Our friends Jon and Libby enjoyed classic Jamaican jerk dishes. That’s jerk, not jerked: meats marinated and rubbed with the traditional Jamaican jerk mix of habanero pepper, allspice, and other spices. Jerk chicken dinner ($8.50) and jerk-spiced rib tips dinner ($8.50) were both fine, with the caveat that spicy jerk seasoning is going to dominate the dish; more subtle flavors get lost in the heat.

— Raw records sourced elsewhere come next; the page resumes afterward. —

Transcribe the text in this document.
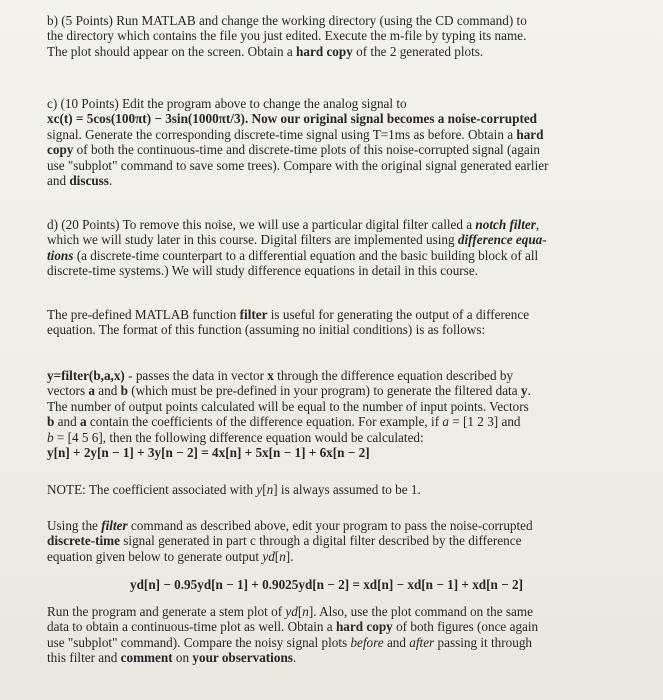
b) (5 Points) Run MATLAB and change the working directory (using the CD command) to
the directory which contains the file you just edited. Execute the m-file by typing its name.
The plot should appear on the screen. Obtain a hard copy of the 2 generated plots.
c) (10 Points) Edit the program above to change the analog signal to
xc(t) = 5cos(100πt) − 3sin(1000πt/3). Now our original signal becomes a noise-corrupted
signal. Generate the corresponding discrete-time signal using T=1ms as before. Obtain a hard
copy of both the continuous-time and discrete-time plots of this noise-corrupted signal (again
use "subplot" command to save some trees). Compare with the original signal generated earlier
and discuss.
d) (20 Points) To remove this noise, we will use a particular digital filter called a notch filter,
which we will study later in this course. Digital filters are implemented using difference equa-
tions (a discrete-time counterpart to a differential equation and the basic building block of all
discrete-time systems.) We will study difference equations in detail in this course.
The pre-defined MATLAB function filter is useful for generating the output of a difference
equation. The format of this function (assuming no initial conditions) is as follows:
y=filter(b,a,x) - passes the data in vector x through the difference equation described by
vectors a and b (which must be pre-defined in your program) to generate the filtered data y.
The number of output points calculated will be equal to the number of input points. Vectors
b and a contain the coefficients of the difference equation. For example, if a = [1 2 3] and
b = [4 5 6], then the following difference equation would be calculated:
y[n] + 2y[n − 1] + 3y[n − 2] = 4x[n] + 5x[n − 1] + 6x[n − 2]
NOTE: The coefficient associated with y[n] is always assumed to be 1.
Using the filter command as described above, edit your program to pass the noise-corrupted
discrete-time signal generated in part c through a digital filter described by the difference
equation given below to generate output yd[n].
yd[n] − 0.95yd[n − 1] + 0.9025yd[n − 2] = xd[n] − xd[n − 1] + xd[n − 2]
Run the program and generate a stem plot of yd[n]. Also, use the plot command on the same
data to obtain a continuous-time plot as well. Obtain a hard copy of both figures (once again
use "subplot" command). Compare the noisy signal plots before and after passing it through
this filter and comment on your observations.
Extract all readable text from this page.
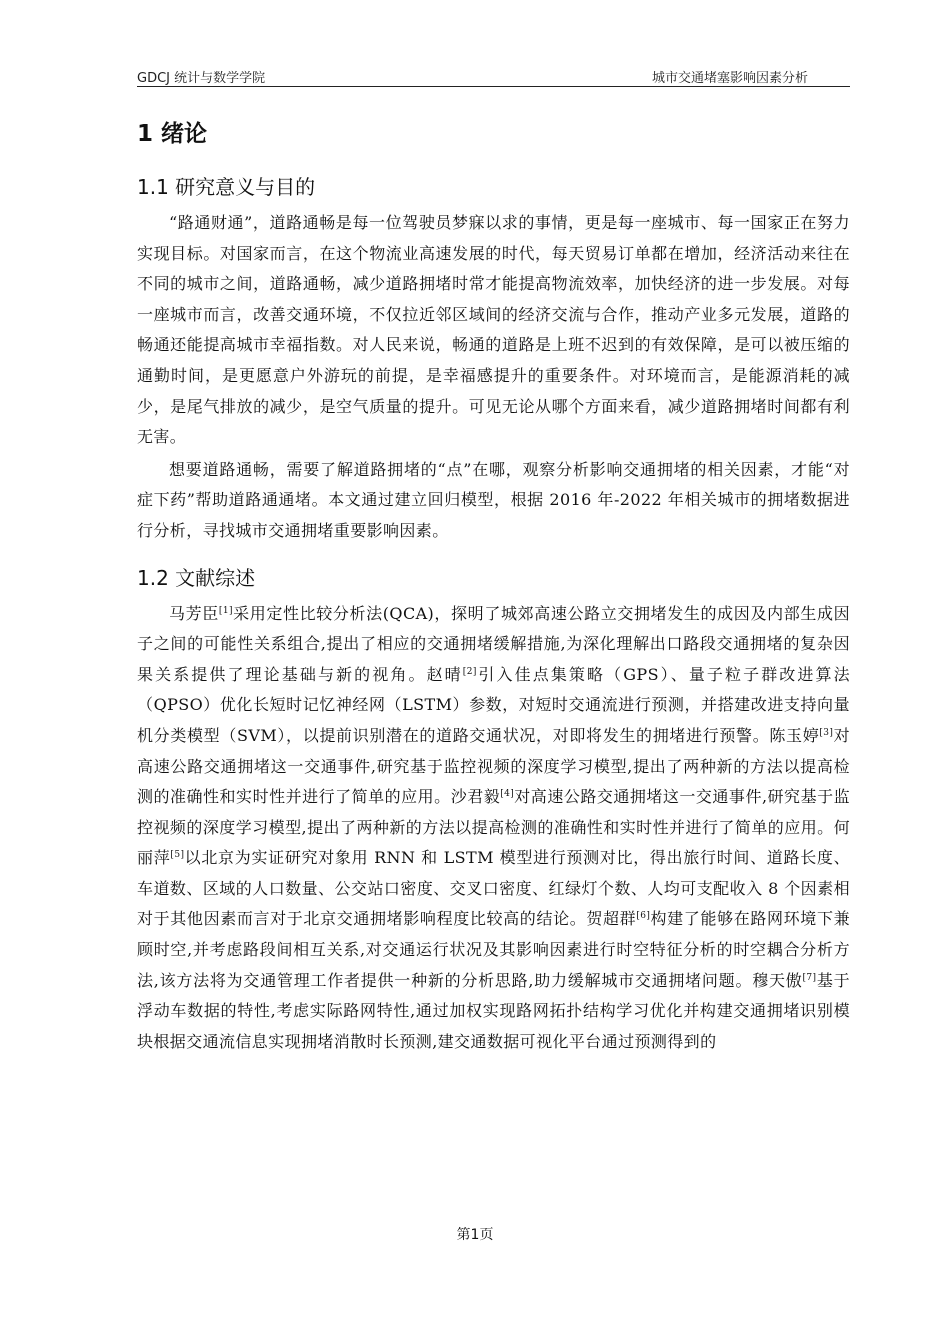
GDCJ 统计与数学学院	城市交通堵塞影响因素分析
1 绪论
1.1 研究意义与目的

“路通财通”，道路通畅是每一位驾驶员梦寐以求的事情，更是每一座城市、每一国家正在努力实现目标。对国家而言，在这个物流业高速发展的时代，每天贸易订单都在增加，经济活动来往在不同的城市之间，道路通畅，减少道路拥堵时常才能提高物流效率，加快经济的进一步发展。对每一座城市而言，改善交通环境，不仅拉近邻区域间的经济交流与合作，推动产业多元发展，道路的畅通还能提高城市幸福指数。对人民来说，畅通的道路是上班不迟到的有效保障，是可以被压缩的通勤时间，是更愿意户外游玩的前提，是幸福感提升的重要条件。对环境而言，是能源消耗的减少，是尾气排放的减少，是空气质量的提升。可见无论从哪个方面来看，减少道路拥堵时间都有利无害。

想要道路通畅，需要了解道路拥堵的“点”在哪，观察分析影响交通拥堵的相关因素，才能“对症下药”帮助道路通通堵。本文通过建立回归模型，根据 2016 年-2022 年相关城市的拥堵数据进行分析，寻找城市交通拥堵重要影响因素。

1.2 文献综述

马芳臣[1]采用定性比较分析法(QCA)，探明了城郊高速公路立交拥堵发生的成因及内部生成因子之间的可能性关系组合,提出了相应的交通拥堵缓解措施,为深化理解出口路段交通拥堵的复杂因果关系提供了理论基础与新的视角。赵晴[2]引入佳点集策略（GPS）、量子粒子群改进算法（QPSO）优化长短时记忆神经网（LSTM）参数，对短时交通流进行预测，并搭建改进支持向量机分类模型（SVM），以提前识别潜在的道路交通状况，对即将发生的拥堵进行预警。陈玉婷[3]对高速公路交通拥堵这一交通事件,研究基于监控视频的深度学习模型,提出了两种新的方法以提高检测的准确性和实时性并进行了简单的应用。沙君毅[4]对高速公路交通拥堵这一交通事件,研究基于监控视频的深度学习模型,提出了两种新的方法以提高检测的准确性和实时性并进行了简单的应用。何丽萍[5]以北京为实证研究对象用 RNN 和 LSTM 模型进行预测对比，得出旅行时间、道路长度、车道数、区域的人口数量、公交站口密度、交叉口密度、红绿灯个数、人均可支配收入 8 个因素相对于其他因素而言对于北京交通拥堵影响程度比较高的结论。贺超群[6]构建了能够在路网环境下兼顾时空,并考虑路段间相互关系,对交通运行状况及其影响因素进行时空特征分析的时空耦合分析方法,该方法将为交通管理工作者提供一种新的分析思路,助力缓解城市交通拥堵问题。穆天傲[7]基于浮动车数据的特性,考虑实际路网特性,通过加权实现路网拓扑结构学习优化并构建交通拥堵识别模块根据交通流信息实现拥堵消散时长预测,建交通数据可视化平台通过预测得到的

第1页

Sides were all fine: The aforementioned macaroni and cheese; savory, hearty corn pudding; perfect soul-food-style collards, simple and good, 1-inch squares long cooked with onions, salty but not sweet; and Jamaican cabbage, spicy and long-simmered with onions and carrots, flecked with lots of black pepper.
We finished with caramel cake ($3) and were glad we did: It was perfect, moist and light yellow cake thickly iced with thick, smooth and sweet caramel icing.
Roof Top Grill is more than affordable: Our share of dinner for two was $22.26, with an $8 tip. Lunch another day was $20.78 plus a $5 tip.
Roof Top Grill
708 Louis Coleman Jr. Drive
Another location: 414 W. Oak St., 618-2287
Robin Garr’s rating: 85 points
Noise level: Quiet enough for easy conversation; volume on two screens tuned to ESPN was turned down low. (Average sound level 63-70 dB.)
Accessibility: The level entrance forms no barrier to wheelchair users.